Bogdan Ogrizović (/hr/; 30 March 1913 – 20 December 1943) was a Croatian and Yugoslav activist and educator.

== Early life ==
Ogrizović graduated mathematics and physics from the University of Zagreb in 1933. He worked for one and a half year as a teaching assistant to university professor Stanko Hondl before teaching physics at the I Gymnasium and then the V Gymnasium in Zagreb.
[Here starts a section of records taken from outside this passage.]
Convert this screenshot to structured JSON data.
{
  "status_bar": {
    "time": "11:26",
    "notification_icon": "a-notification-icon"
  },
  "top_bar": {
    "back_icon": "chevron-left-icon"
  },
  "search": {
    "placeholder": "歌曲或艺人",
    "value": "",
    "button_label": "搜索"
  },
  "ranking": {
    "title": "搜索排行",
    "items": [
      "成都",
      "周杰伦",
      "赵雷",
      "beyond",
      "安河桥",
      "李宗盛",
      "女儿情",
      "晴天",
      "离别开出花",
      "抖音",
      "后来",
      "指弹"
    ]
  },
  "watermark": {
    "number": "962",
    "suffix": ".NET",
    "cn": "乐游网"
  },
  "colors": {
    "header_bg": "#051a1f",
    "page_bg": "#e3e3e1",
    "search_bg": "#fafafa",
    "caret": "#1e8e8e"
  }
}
In 1934, Ogrizović became a member of the Communist Party of Yugoslavia. In 1941, following the World War II invasion of Yugoslavia and establishment of the Axis puppet state of the Independent State of Croatia (NDH), Ogrizović supported the Yugoslav Partisans by gathering intelligence and providing other forms of aid. He became the secretary of the 4th district committee of the Communist Party of Croatia. In May 1943, Ogrizović became the head of the National Liberation Committee (narodnooslobodilački odbor) of the city of Zagreb. Ogrizović, nicknamed Grizi by personal friends, married Slava Vrinjanin.

== Arrest and execution ==
Ogrizović was arrested on 2 July 1943. While in detention, he was transferred from the Petrinjska Street prison to the Savska Street prison and then to the Rebro Hospital. Finally he was returned to the Savska Street prison and designated a hostage, intended as a protection against attacks of the Partisans against the NDH targets. While he was imprisoned, Slava unsuccessfully contacted several officials of the NDH government to obtain her husband's release.

In the night of 18/19 December 1943, the Partisans destroyed an ammunition storage in the Sopnica area near Sesvete (a present-day district of Zagreb). The next day, Ogrizović and fifteen other hostages were taken to the Dubrava area of Zagreb. The hostages were either communists or supporters of the Partisans or anti-fascists. Ogrizović and most of the hostages were summarily executed by hanging (two of the hostages managed to flee their executioners). Journalist and politician Ivan Peršić noted that the killings were met with grief and outrage in Zagreb — especially the public execution of Ogrizović, the only son of Milan Ogrizović, in Peršić's words, deemed one of the "most deserving Croats" in the field of literature. Ogrizović is buried at the Mirogoj Cemetery.

== Legacy ==
According to historian Tvrtko Jakovina, Ogrizović's position in the Communist Party of Croatia meant that he would have likely become the Mayor of Zagreb had he survived the war. A monument was erected to commemorate the killings, referred to as the December Victims (Prosinačke žrtve) in Dotrščina in 1960. A plaque commemorating the killings was placed there, but it was removed since. The V Gymnasium was renamed after Ogrizović from 1946 to 1990. A plaque commemorating Ogrizović and the student Predrag Heruc is still found in the entrance hall of the Gymnasium. A library in the centre of Zagreb is named after Ogrizović.